The leaked documents include the draft report as well as confidential notes written by EY consultants for their own referral.

NAB said in a statement it classified the report as audit-related work in its 2018 statutory accounts “as the work was assurance in nature and required under prudential standards”.

The documents show the EY team that worked on the review was not from auditing but from its risk advisory practice, not assurance.

The bank said the document was produced for NAB not APRA, although a copy of the report was sent to the regulator.

The draft report uses neutral, passive language to play down some of the challenges NAB faced. EY’s private observations are much more frank.

For example, the draft report rated NAB’s risk management framework (RMF) design as “adequate and appropriate” and concluded that overall NAB “largely” met APRA’s regulatory requirements.
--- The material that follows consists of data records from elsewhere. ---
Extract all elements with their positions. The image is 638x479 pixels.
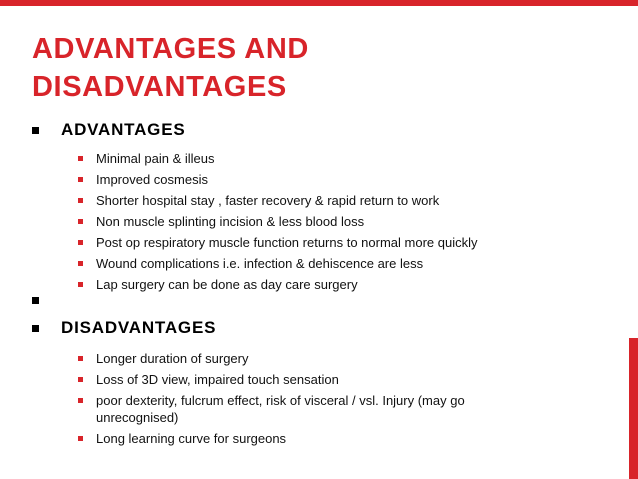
disadvantage-item — [78, 371, 598, 388]
advantage-item — [78, 192, 598, 209]
side-accent-bar — [629, 338, 638, 479]
square-bullet-icon — [32, 325, 39, 332]
advantage-item-text: Improved cosmesis — [96, 172, 208, 187]
square-bullet-icon — [78, 261, 83, 266]
disadvantage-item-text: Long learning curve for surgeons — [96, 431, 287, 446]
square-bullet-icon — [78, 219, 83, 224]
square-bullet-icon — [32, 127, 39, 134]
advantages-section-heading — [32, 118, 186, 142]
square-bullet-icon — [78, 282, 83, 287]
advantage-item-text: Post op respiratory muscle function returns to normal more quickly — [96, 235, 478, 250]
title-line-1: ADVANTAGES AND — [32, 33, 309, 65]
square-bullet-icon — [78, 177, 83, 182]
advantage-item-text: Non muscle splinting incision & less blood loss — [96, 214, 365, 229]
advantage-item-text: Wound complications i.e. infection & dehiscence are less — [96, 256, 424, 271]
disadvantage-item — [78, 430, 598, 447]
square-bullet-icon — [78, 398, 83, 403]
advantage-item — [78, 171, 598, 188]
advantage-item-text: Minimal pain & illeus — [96, 151, 215, 166]
empty-bullet-line — [32, 288, 61, 312]
square-bullet-icon — [78, 156, 83, 161]
disadvantage-item — [78, 350, 598, 367]
square-bullet-icon — [78, 377, 83, 382]
advantage-item-text: Shorter hospital stay , faster recovery & rapid return to work — [96, 193, 440, 208]
top-accent-bar — [0, 0, 638, 6]
slide-title — [32, 30, 592, 106]
advantage-item — [78, 150, 598, 167]
square-bullet-icon — [32, 297, 39, 304]
disadvantage-item-text: Longer duration of surgery — [96, 351, 249, 366]
advantage-item-text: Lap surgery can be done as day care surgery — [96, 277, 358, 292]
disadvantage-item-text: Loss of 3D view, impaired touch sensation — [96, 372, 339, 387]
square-bullet-icon — [78, 198, 83, 203]
disadvantages-section-heading — [32, 316, 216, 340]
disadvantage-item-text: poor dexterity, fulcrum effect, risk of visceral / vsl. Injury (may go unrecognised) — [96, 393, 465, 425]
advantage-item — [78, 276, 598, 293]
advantage-item — [78, 213, 598, 230]
advantages-heading: ADVANTAGES — [61, 120, 186, 139]
advantage-item — [78, 255, 598, 272]
square-bullet-icon — [78, 436, 83, 441]
disadvantage-item — [78, 392, 508, 426]
advantage-item — [78, 234, 598, 251]
disadvantages-heading: DISADVANTAGES — [61, 318, 217, 337]
square-bullet-icon — [78, 356, 83, 361]
title-line-2: DISADVANTAGES — [32, 71, 287, 103]
square-bullet-icon — [78, 240, 83, 245]
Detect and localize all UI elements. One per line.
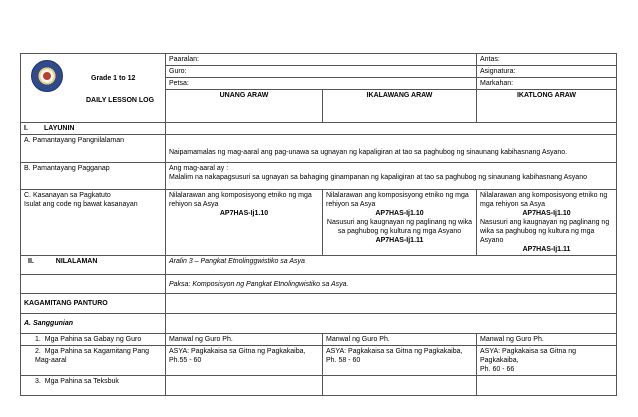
- item1-label-cell: [21, 334, 166, 346]
- item3-number: 3.: [35, 378, 41, 385]
- pamantayang-pagganap-label: B. Pamantayang Pagganap: [21, 163, 166, 190]
- item2-day1-book: ASYA: Pagkakaisa sa Gitna ng Pagkakaiba,: [169, 348, 306, 355]
- item2-day1-pages: Ph.55 - 60: [169, 357, 202, 364]
- kasanayan-label-cell: [21, 190, 166, 256]
- pagganap-line1: Ang mag-aaral ay :: [169, 165, 229, 172]
- item2-day3-book: ASYA: Pagkakaisa sa Gitna ng Pagkakaiba,: [480, 348, 576, 364]
- item3-day1: [166, 376, 323, 396]
- deped-seal-logo: [31, 60, 63, 92]
- item2-day2-book: ASYA: Pagkakaisa sa Gitna ng Pagkakaiba,: [326, 348, 463, 355]
- kasanayan-day1: [166, 190, 323, 256]
- kasanayan-sublabel: Isulat ang code ng bawat kasanayan: [24, 201, 138, 208]
- day1-header: UNANG ARAW: [166, 90, 323, 123]
- item3-label: Mga Pahina sa Teksbuk: [44, 378, 119, 385]
- lesson-log-table: [20, 53, 617, 396]
- item1-day1: Manwal ng Guro Ph.: [166, 334, 323, 346]
- item2-day2-pages: Ph. 58 - 60: [326, 357, 361, 364]
- layunin-section: [21, 123, 166, 135]
- paksa-empty: [21, 275, 166, 294]
- grade-label: Grade 1 to 12: [91, 75, 136, 82]
- kasanayan-day3: [477, 190, 617, 256]
- aralin-text: Aralin 3 – Pangkat Etnolinggwistiko sa Asya: [166, 256, 617, 275]
- guro-field: Guro:: [166, 66, 477, 78]
- day2-competency2: Nasusuri ang kaugnayan ng paglinang ng wika sa paghubog ng kultura ng mga Asyano: [326, 219, 473, 235]
- day3-code2: AP7HAS-Ij1.11: [522, 246, 571, 253]
- markahan-field: Markahan:: [477, 78, 617, 90]
- day2-code2: AP7HAS-Ij1.11: [375, 237, 424, 244]
- day2-competency: Nilalarawan ang komposisyong etniko ng mga rehiyon sa Asya: [326, 192, 469, 208]
- paksa-text: Paksa: Komposisyon ng Pangkat Etnolingwistiko sa Asya.: [166, 275, 617, 294]
- asignatura-field: Asignatura:: [477, 66, 617, 78]
- day3-header: IKATLONG ARAW: [477, 90, 617, 123]
- layunin-title: LAYUNIN: [44, 125, 75, 132]
- item2-day1: [166, 346, 323, 376]
- kasanayan-label: C. Kasanayan sa Pagkatuto: [24, 192, 111, 199]
- layunin-number: I.: [24, 125, 28, 132]
- item2-label: Mga Pahina sa Kagamitang Pang Mag-aaral: [35, 348, 150, 364]
- day1-code: AP7HAS-Ij1.10: [219, 210, 269, 217]
- nilalaman-number: II.: [28, 258, 34, 265]
- pamantayang-pangnilalaman-label: A. Pamantayang Pangnilalaman: [21, 135, 166, 163]
- layunin-empty: [166, 123, 617, 135]
- kasanayan-day2: [323, 190, 477, 256]
- item3-label-cell: [21, 376, 166, 396]
- sanggunian-label: A. Sanggunian: [21, 314, 166, 334]
- item3-day3: [477, 376, 617, 396]
- paaralan-field: Paaralan:: [166, 54, 477, 66]
- pamantayang-pangnilalaman-text: Naipamamalas ng mag-aaral ang pag-unawa sa ugnayan ng kapaligiran at tao sa paghubog ng sinaunang kabihasnang Asyano.: [166, 135, 617, 163]
- item2-label-cell: [21, 346, 166, 376]
- pamantayang-pagganap-cell: [166, 163, 617, 190]
- log-title: DAILY LESSON LOG: [86, 97, 155, 104]
- petsa-field: Petsa:: [166, 78, 477, 90]
- sanggunian-empty: [166, 314, 617, 334]
- day2-header: IKALAWANG ARAW: [323, 90, 477, 123]
- antas-field: Antas:: [477, 54, 617, 66]
- day3-code1: AP7HAS-Ij1.10: [522, 210, 571, 217]
- nilalaman-title: NILALAMAN: [55, 258, 98, 265]
- day3-competency: Nilalarawan ang komposisyong etniko ng mga rehiyon sa Asya: [480, 192, 608, 208]
- item2-day3: [477, 346, 617, 376]
- day1-competency: Nilalarawan ang komposisyong etniko ng mga rehiyon sa Asya: [169, 192, 312, 208]
- item1-day2: Manwal ng Guro Ph.: [323, 334, 477, 346]
- item3-day2: [323, 376, 477, 396]
- header-logo-cell: [21, 54, 166, 123]
- daily-lesson-log-sheet: [20, 53, 616, 396]
- pagganap-line2: Malalim na nakapagsusuri sa ugnayan sa bahaging ginampanan ng kapaligiran at tao sa paghubog ng sinaunang kabihasnang Asyano: [169, 174, 587, 181]
- item2-number: 2.: [35, 348, 41, 355]
- day2-code1: AP7HAS-Ij1.10: [375, 210, 424, 217]
- kagamitan-section: KAGAMITANG PANTURO: [21, 294, 166, 314]
- kagamitan-empty: [166, 294, 617, 314]
- item2-day2: [323, 346, 477, 376]
- item1-number: 1.: [35, 336, 41, 343]
- nilalaman-section: [21, 256, 166, 275]
- day3-competency2: Nasusuri ang kaugnayan ng paglinang ng wika sa paghubog ng kultura ng mga Asyano: [480, 219, 610, 244]
- item1-day3: Manwal ng Guro Ph.: [477, 334, 617, 346]
- item1-label: Mga Pahina sa Gabay ng Guro: [44, 336, 142, 343]
- item2-day3-pages: Ph. 60 - 66: [480, 366, 515, 373]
It noted approvingly that “NAB has made significant improvements”.

In contrast, EY’s confidential notes stated: “The bank focuses only on addressing the issues through Band-Aid fixes rather than investing in long-term solutions.”

It said that when issues were identified internally by NAB or raised by the regulator there seemed “to be inadequate analysis [by NAB] of the root cause of these identified weaknesses”.

In terms of conduct risk management, it says “we have seen the industry evolve in its approach” and “we see NAB lagging with regards to having a conduct risk management strategy and framework in place”.

APRA said on Thursday that this type of report supplemented its other supervisory work.

Given the persistent red and amber ratings for NAB and its own assessment that conduct risk is “unsatisfactory” the whistleblower questioned how EY could give an adequate rating to NAB’s risk strategy and a partially adequate rating to people, risk and culture in the APRA review.

“How can something be partially effective? Don’t they mean partially ineffective? What does that mean?” the insider asked.

Five months after Henry’s interview with EY he walked into courtroom 4A at the royal commission.

By the time he finished the following day, NAB was battling yet another crisis, this time about its chairman.

His fate was sealed when commissioner Kenneth Hayne handed down his final report in February saying: “Having heard from … the chair, Dr Henry, I am not as confident as I would wish to be that the lessons of the past have been learned … Overall, my fear – that there may be a wide gap between the public face NAB seeks to show and what it does in practice – remains.”

It would have seemed a lifetime ago since his meeting with EY, where he said he was unsure “what will come out of the royal commission”.